A un anno dalla colata detritica, sul Pizzo Cengalo si registra il movimento di tre milioni di metri cubi di roccia. La ricerca delle vittime, ancora disperse, è conclusa
BREGAGLIA (GR) - «D’ora in poi il 23 agosto sarà il giorno in cui penseremo alle otto vittime in Val Bondasca e alle loro famiglie, oltre che alle tante persone colpite dal disastro naturale avvenuto sul nostro territorio». Sono le parole di Anna Giacometti, sindaco del Comune di Bregaglia, a un anno dalla frana del Pizzo Cengalo. Un momento che è stato ricordato oggi in un incontro commemorativo a cui hanno partecipato anche il consigliere federale Guy Parmelin e il consigliere di Stato Christian Rathgeb.
Ricerche concluse - La mattina del 23 agosto 2017, otto persone erano state travolte in Val Bondasca dalla colata detritica che si era staccata dal pizzo. Nonostante le immediate operazioni di ricerca, di loro non si hanno tuttora notizie. Le nuove ricerche intraprese nel luglio 2018 sono rimaste senza esito.
La roccia si sta muovendo - Ora la montagna è costantemente monitorata da radar e telecamere: dopo la frana il sistema di allarme già esistente è stato ulteriormente ampliato e quindi completato nella primavera del 2018. Per tutto l’inverno e fino a luglio, dalle misurazioni non risultava alcun movimento di roccia importante e si sono verificati franamenti di piccole dimensioni. Gli ultimi dati rivelano invece che da luglio circa tre milioni di metri cubi di roccia sono di nuovo in movimento. Se il fenomeno perdurerà, quest’estate non è da escludere una frana di oltre un milione di metri cubi. Tutti i sentieri della Val Bondasca sono chiusi.
Dipende anche dal meteo - Lungo il fiume in Val Bondasca sono depositati all’incirca 1,5 milioni di metri cubi di materiale roccioso franato che, con sufficiente acqua, può essere messo facilmente in moto. Finora non si sono verificate precipitazioni intense e persistenti. Ma si prevede che, soprattutto in caso di violenti temporali estivi o di una nuova frana di grandi dimensioni, nuove colate raggiungano il fondovalle nei pressi di Bondo. I movimenti sulla montagna e l’evoluzione dell’estate 2018 sono quindi determinanti per l’andamento futuro degli eventi.

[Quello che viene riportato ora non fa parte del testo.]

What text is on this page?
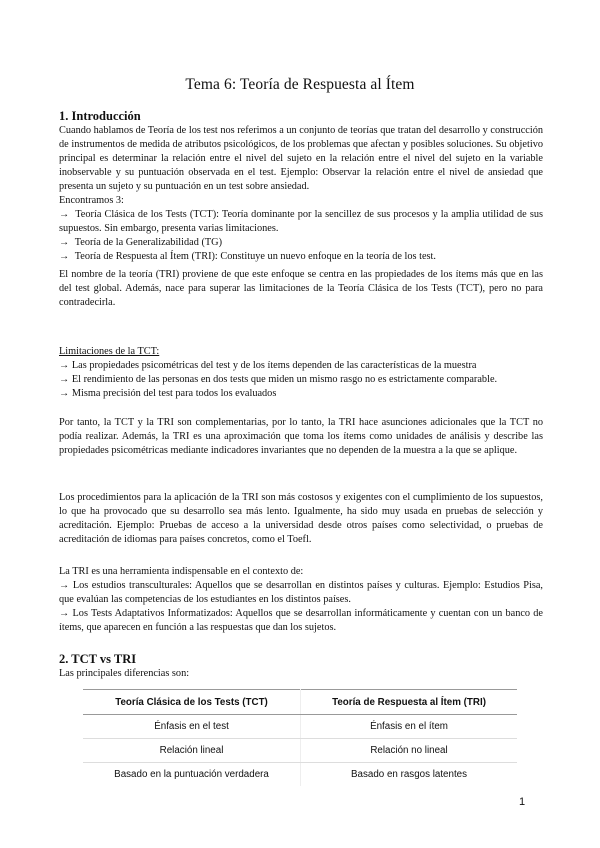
Tema 6: Teoría de Respuesta al Ítem
1. Introducción

Cuando hablamos de Teoría de los test nos referimos a un conjunto de teorías que tratan del desarrollo y construcción de instrumentos de medida de atributos psicológicos, de los problemas que afectan y posibles soluciones. Su objetivo principal es determinar la relación entre el nivel del sujeto en la relación entre el nivel del sujeto en la variable inobservable y su puntuación observada en el test. Ejemplo: Observar la relación entre el nivel de ansiedad que presenta un sujeto y su puntuación en un test sobre ansiedad.

Encontramos 3:

→ Teoría Clásica de los Tests (TCT): Teoría dominante por la sencillez de sus procesos y la amplia utilidad de sus supuestos. Sin embargo, presenta varias limitaciones.

→ Teoría de la Generalizabilidad (TG)

→ Teoría de Respuesta al Ítem (TRI): Constituye un nuevo enfoque en la teoría de los test.

El nombre de la teoría (TRI) proviene de que este enfoque se centra en las propiedades de los ítems más que en las del test global. Además, nace para superar las limitaciones de la Teoría Clásica de los Tests (TCT), pero no para contradecirla.

Limitaciones de la TCT:

→ Las propiedades psicométricas del test y de los ítems dependen de las características de la muestra

→ El rendimiento de las personas en dos tests que miden un mismo rasgo no es estrictamente comparable.

→ Misma precisión del test para todos los evaluados

Por tanto, la TCT y la TRI son complementarias, por lo tanto, la TRI hace asunciones adicionales que la TCT no podía realizar. Además, la TRI es una aproximación que toma los ítems como unidades de análisis y describe las propiedades psicométricas mediante indicadores invariantes que no dependen de la muestra a la que se aplique.
Los procedimientos para la aplicación de la TRI son más costosos y exigentes con el cumplimiento de los supuestos, lo que ha provocado que su desarrollo sea más lento. Igualmente, ha sido muy usada en pruebas de selección y acreditación. Ejemplo: Pruebas de acceso a la universidad desde otros países como selectividad, o pruebas de acreditación de idiomas para países concretos, como el Toefl.

La TRI es una herramienta indispensable en el contexto de:

→ Los estudios transculturales: Aquellos que se desarrollan en distintos países y culturas. Ejemplo: Estudios Pisa, que evalúan las competencias de los estudiantes en los distintos países.

→ Los Tests Adaptativos Informatizados: Aquellos que se desarrollan informáticamente y cuentan con un banco de ítems, que aparecen en función a las respuestas que dan los sujetos.

2. TCT vs TRI
Las principales diferencias son:
Teoría Clásica de los Tests (TCT)	Teoría de Respuesta al Ítem (TRI)
Énfasis en el test	Énfasis en el ítem
Relación lineal	Relación no lineal
Basado en la puntuación verdadera	Basado en rasgos latentes
1
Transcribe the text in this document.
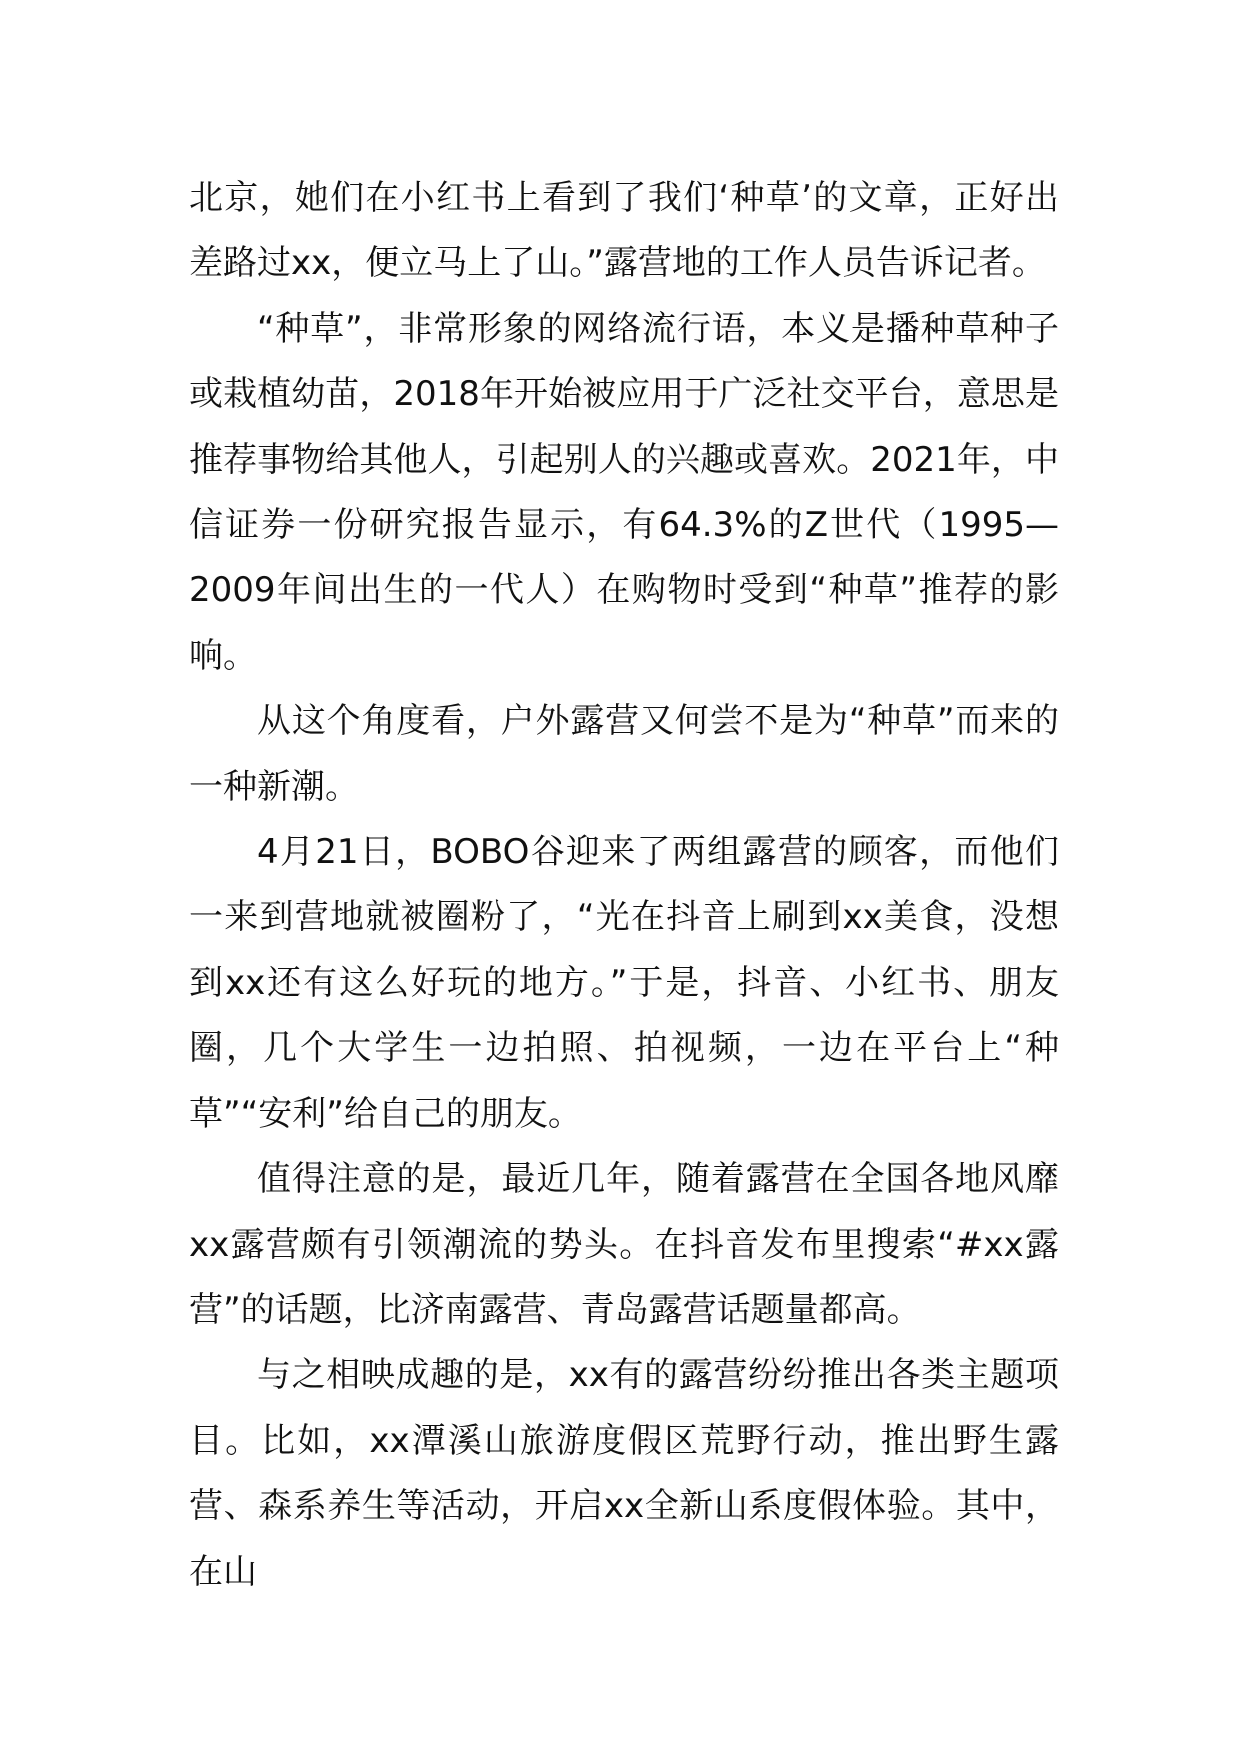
北京，她们在小红书上看到了我们‘种草’的文章，正好出差路过xx，便立马上了山。”露营地的工作人员告诉记者。

“种草”，非常形象的网络流行语，本义是播种草种子或栽植幼苗，2018年开始被应用于广泛社交平台，意思是推荐事物给其他人，引起别人的兴趣或喜欢。2021年，中信证券一份研究报告显示，有64.3%的Z世代（1995—2009年间出生的一代人）在购物时受到“种草”推荐的影响。

从这个角度看，户外露营又何尝不是为“种草”而来的一种新潮。

4月21日，BOBO谷迎来了两组露营的顾客，而他们一来到营地就被圈粉了，“光在抖音上刷到xx美食，没想到xx还有这么好玩的地方。”于是，抖音、小红书、朋友圈，几个大学生一边拍照、拍视频，一边在平台上“种草”“安利”给自己的朋友。

值得注意的是，最近几年，随着露营在全国各地风靡xx露营颇有引领潮流的势头。在抖音发布里搜索“#xx露营”的话题，比济南露营、青岛露营话题量都高。

与之相映成趣的是，xx有的露营纷纷推出各类主题项目。比如，xx潭溪山旅游度假区荒野行动，推出野生露营、森系养生等活动，开启xx全新山系度假体验。其中，在山
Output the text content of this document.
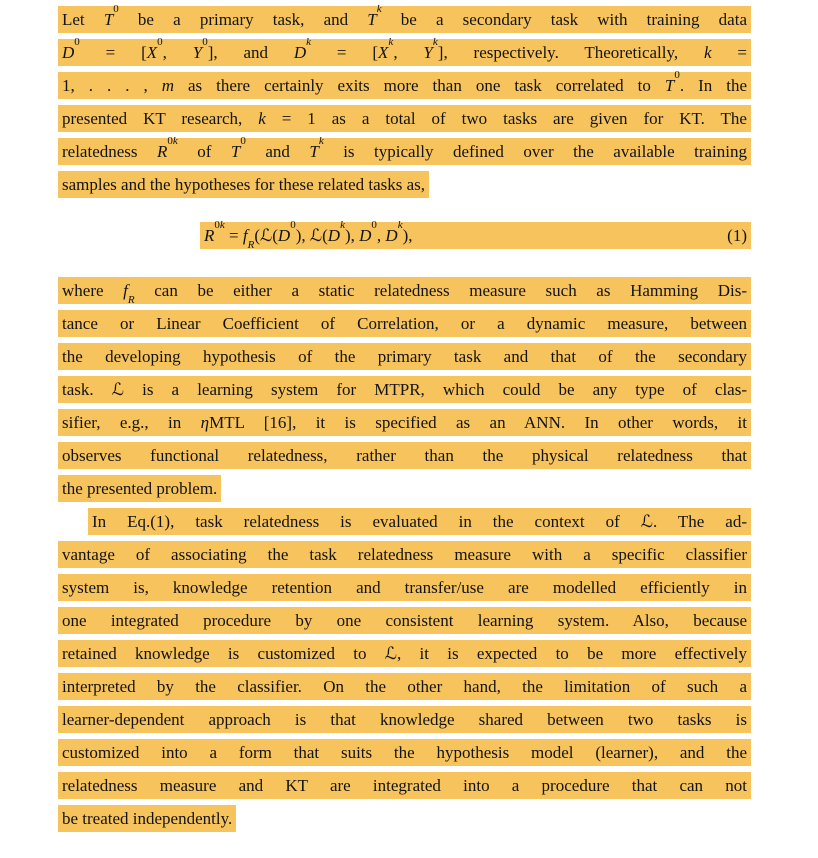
Let $T^0$ be a primary task, and $T^k$ be a secondary task with training data
$D^0 = [X^0$, $Y^0$], and $D^k = [X^k$, $Y^k$], respectively. Theoretically, k =
1, . . . , m as there certainly exits more than one task correlated to $T^0$. In the
presented KT research, k = 1 as a total of two tasks are given for KT. The
relatedness $R^{0k}$ of $T^0$ and $T^k$ is typically defined over the available training
samples and the hypotheses for these related tasks as,
$R^{0k}$ = $f_R(ℒ(D^0)$, $ℒ(D^k)$, $D^0$, $D^k$),	(1)
where $f_R$ can be either a static relatedness measure such as Hamming Dis-
tance or Linear Coefficient of Correlation, or a dynamic measure, between
the developing hypothesis of the primary task and that of the secondary
task. ℒ is a learning system for MTPR, which could be any type of clas-
sifier, e.g., in ηMTL [16], it is specified as an ANN. In other words, it
observes functional relatedness, rather than the physical relatedness that
the presented problem.
In Eq.(1), task relatedness is evaluated in the context of ℒ. The ad-
vantage of associating the task relatedness measure with a specific classifier
system is, knowledge retention and transfer/use are modelled efficiently in
one integrated procedure by one consistent learning system. Also, because
retained knowledge is customized to ℒ, it is expected to be more effectively
interpreted by the classifier. On the other hand, the limitation of such a
learner-dependent approach is that knowledge shared between two tasks is
customized into a form that suits the hypothesis model (learner), and the
relatedness measure and KT are integrated into a procedure that can not
be treated independently.
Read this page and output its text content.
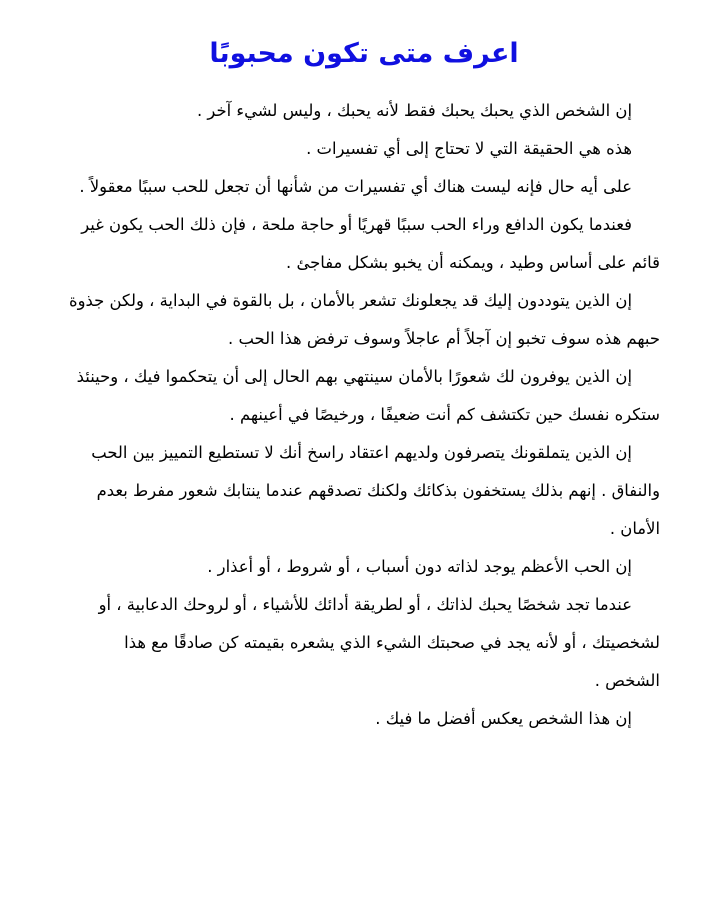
اعرف متى تكون محبوبًا

إن الشخص الذي يحبك يحبك فقط لأنه يحبك ، وليس لشيء آخر .

هذه هي الحقيقة التي لا تحتاج إلى أي تفسيرات .

على أيه حال فإنه ليست هناك أي تفسيرات من شأنها أن تجعل للحب سببًا معقولاً .

فعندما يكون الدافع وراء الحب سببًا قهريًا أو حاجة ملحة ، فإن ذلك الحب يكون غير قائم على أساس وطيد ، ويمكنه أن يخبو بشكل مفاجئ .

إن الذين يتوددون إليك قد يجعلونك تشعر بالأمان ، بل بالقوة في البداية ، ولكن جذوة حبهم هذه سوف تخبو إن آجلاً أم عاجلاً وسوف ترفض هذا الحب .

إن الذين يوفرون لك شعورًا بالأمان سينتهي بهم الحال إلى أن يتحكموا فيك ، وحينئذ ستكره نفسك حين تكتشف كم أنت ضعيفًا ، ورخيصًا في أعينهم .

إن الذين يتملقونك يتصرفون ولديهم اعتقاد راسخ أنك لا تستطيع التمييز بين الحب والنفاق . إنهم بذلك يستخفون بذكائك ولكنك تصدقهم عندما ينتابك شعور مفرط بعدم الأمان .

إن الحب الأعظم يوجد لذاته دون أسباب ، أو شروط ، أو أعذار .

عندما تجد شخصًا يحبك لذاتك ، أو لطريقة أدائك للأشياء ، أو لروحك الدعابية ، أو لشخصيتك ، أو لأنه يجد في صحبتك الشيء الذي يشعره بقيمته كن صادقًا مع هذا الشخص .

إن هذا الشخص يعكس أفضل ما فيك .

C'è un piano d'emergenza - Il Comune comunque è pronto: il bacino di ritenzione è stato provvisoriamente ampliato fino a raggiungere circa 300’000 metri cubi di capacità ed è stato elaborato, in collaborazione con gli enti cantonali, un piano di emergenza. La popolazione è stata informata nel dettaglio sul comportamento da osservare in caso di necessità. Nel caso in cui l’accesso al paese dovesse nuovamente essere minacciato, resta a disposizione la strada provvisoria attraverso il ponte d’appoggio militare. Tutte le informazioni sono disponibili sul sito web del Comune.
Ventitré milioni per le opere di premunizione - In collaborazione con l'Ufficio tecnico cantonale dei Grigioni, il Comune sta elaborando un progetto definitivo di opere di premunizione per le aree di Bondo, Spino, Sottoponte e Promontogno, nonché per i futuri collegamenti stradali. Il progetto tiene conto anche della necessità di salvaguardare l'insediamento di Bondo. I costi approssimativi si aggirano sui 23 milioni di franchi.
Parmelin: «Ci vorrà ancora tempo» - Il consigliere federale Parmelin ha ricordato la visita effettuata lo scorso settembre: i danni erano enormi, ma la catastrofe è stata gestita bene dalla Confederazione, dal Canton Grigioni e dal Comune di Bregaglia. La ricostruzione richiederà ancora un po' di tempo, ha aggiunto il capo del Dipartimento federale della difesa, della protezione della popolazione e dello sport, che giudica l'intervento dell'esercito «rapido e molto professionale». La Svizzera, ha ribadito, dovrebbe prendere esempio da questa cooperazione a favore della protezione della popolazione: «Il nostro sistema di milizie ha dimostrato ancora una volta la sua validità» ha sottolineato il ministro, che ha ringraziato il popolo svizzero per la grande solidarietà.